TOKYO (Reuters) - Japanese gas distributor Tokyo Gas will target investment in overseas infrastructure projects in liquefied natural gas (LNG) and renewable energy to boost its offshore earnings, its chief executive said.
The country’s biggest city gas seller and major buyer of LNG plans to leverage its links with foreign partners or team up with other Japanese companies to chase deals, President & CEO Takashi Uchida said.
“We want to make an aggressive investment in Southeast Asia and North America this year to expand our LNG value chain,” Uchida told Reuters in an interview this week.
Under a three-year business plan that kicked off last April, Tokyo Gas plans to spend 260 billion yen (2 billion pounds) to boost its earnings from abroad to 20 percent of its targeted operating profit of 130 billion yen in the year to March 2021.
In the year to March 2018, earnings outside of Japan accounted for about 5.8 percent of its group operating profit of 116.3 billion yen.

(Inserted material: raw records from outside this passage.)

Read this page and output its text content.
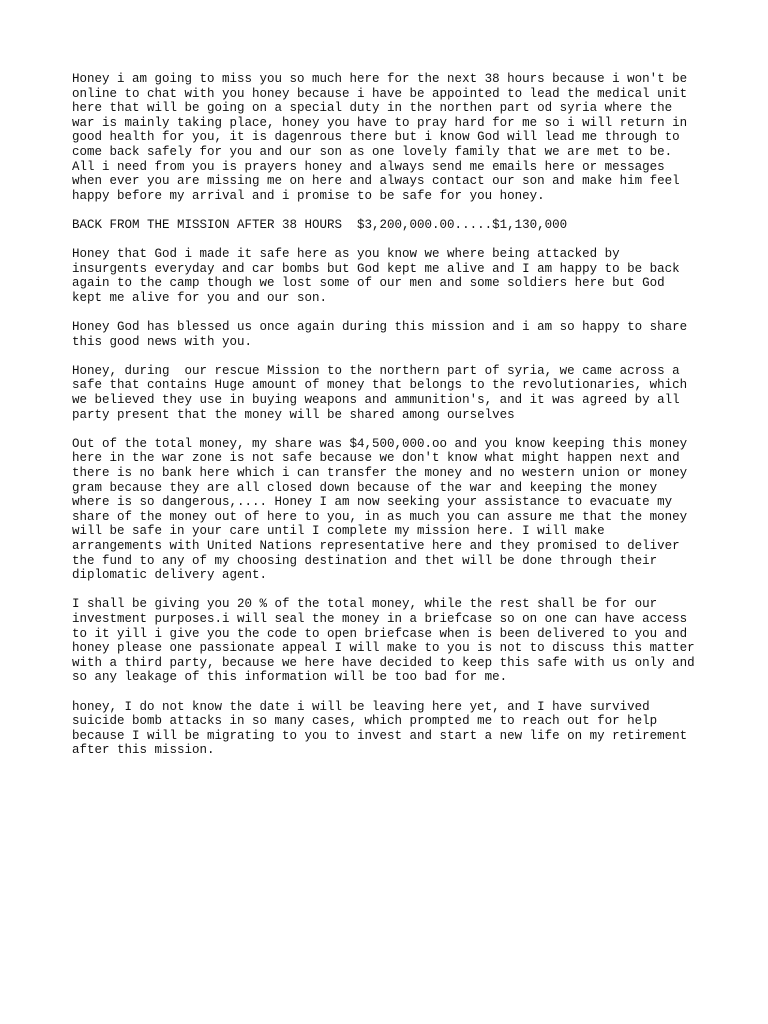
Honey i am going to miss you so much here for the next 38 hours because i won't be
online to chat with you honey because i have be appointed to lead the medical unit
here that will be going on a special duty in the northen part od syria where the
war is mainly taking place, honey you have to pray hard for me so i will return in
good health for you, it is dagenrous there but i know God will lead me through to
come back safely for you and our son as one lovely family that we are met to be.
All i need from you is prayers honey and always send me emails here or messages
when ever you are missing me on here and always contact our son and make him feel
happy before my arrival and i promise to be safe for you honey.

BACK FROM THE MISSION AFTER 38 HOURS  $3,200,000.00.....$1,130,000

Honey that God i made it safe here as you know we where being attacked by
insurgents everyday and car bombs but God kept me alive and I am happy to be back
again to the camp though we lost some of our men and some soldiers here but God
kept me alive for you and our son.

Honey God has blessed us once again during this mission and i am so happy to share
this good news with you.

Honey, during  our rescue Mission to the northern part of syria, we came across a
safe that contains Huge amount of money that belongs to the revolutionaries, which
we believed they use in buying weapons and ammunition's, and it was agreed by all
party present that the money will be shared among ourselves

Out of the total money, my share was $4,500,000.oo and you know keeping this money
here in the war zone is not safe because we don't know what might happen next and
there is no bank here which i can transfer the money and no western union or money
gram because they are all closed down because of the war and keeping the money
where is so dangerous,.... Honey I am now seeking your assistance to evacuate my
share of the money out of here to you, in as much you can assure me that the money
will be safe in your care until I complete my mission here. I will make
arrangements with United Nations representative here and they promised to deliver
the fund to any of my choosing destination and thet will be done through their
diplomatic delivery agent.

I shall be giving you 20 % of the total money, while the rest shall be for our
investment purposes.i will seal the money in a briefcase so on one can have access
to it yill i give you the code to open briefcase when is been delivered to you and
honey please one passionate appeal I will make to you is not to discuss this matter
with a third party, because we here have decided to keep this safe with us only and
so any leakage of this information will be too bad for me.

honey, I do not know the date i will be leaving here yet, and I have survived
suicide bomb attacks in so many cases, which prompted me to reach out for help
because I will be migrating to you to invest and start a new life on my retirement
after this mission.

“Since we have struggled to win any major overseas deals through auctions last year, we plan to seek one-on-one deals through our foreign partners or join forces with other Japanese companies,” he said.
Tokyo Gas is eyeing LNG import terminal projects in the Philippines and Vietnam.
The company also wants to proactively seek new deals in renewable energy, such as offshore wind power, Uchida said, as it aims to raise its equity interests in renewable energy to 600,000 kilowatts abroad by the mid-2020s from zero now.
SAVINGS ON LNG
In an effort to diversify procurement sources and reduce costs, Tokyo Gas last year signed non-binding contracts to buy LNG from Anadarko Petroleum’s Mozambique project, Royal Dutch Shell’s LNG Canada project and Sempra Energy’s Energia Costa Azul LNG project in Mexico.
“Given the soft LNG market, we were able to win those new deals that were more beneficial to us than the existing contracts,” Uchida said.
“We have not abandoned our goal to raise short-term and spot LNG purchases, but we can derive good terms for long-term contracts under the current market circumstances.”
Uchida said Tokyo Gas’ tie-up with Britain’s Centrica in LNG procurement from Mozambique was an example of winning more flexibility from sellers.
Japan’s Fair Trade Commission in 2017 ruled that destination restrictions that prevent the reselling of contracted LNG cargoes breach competition rules.
“Some suppliers have relaxed destination restrictions over the existing contracts,” he said.
Asked whether Tokyo Gas may scrap a new 2 gigawatt coal-fired power station project in Chiba, near Tokyo, Uchida said: “We are still assessing with Kyushu Electric Power and Idemitsu Kosan whether it is economically feasible.”
“We will make a decision by the end of March,” he said, adding that the partners may consider an LNG-fired plant if the coal-fired power plan is scrapped.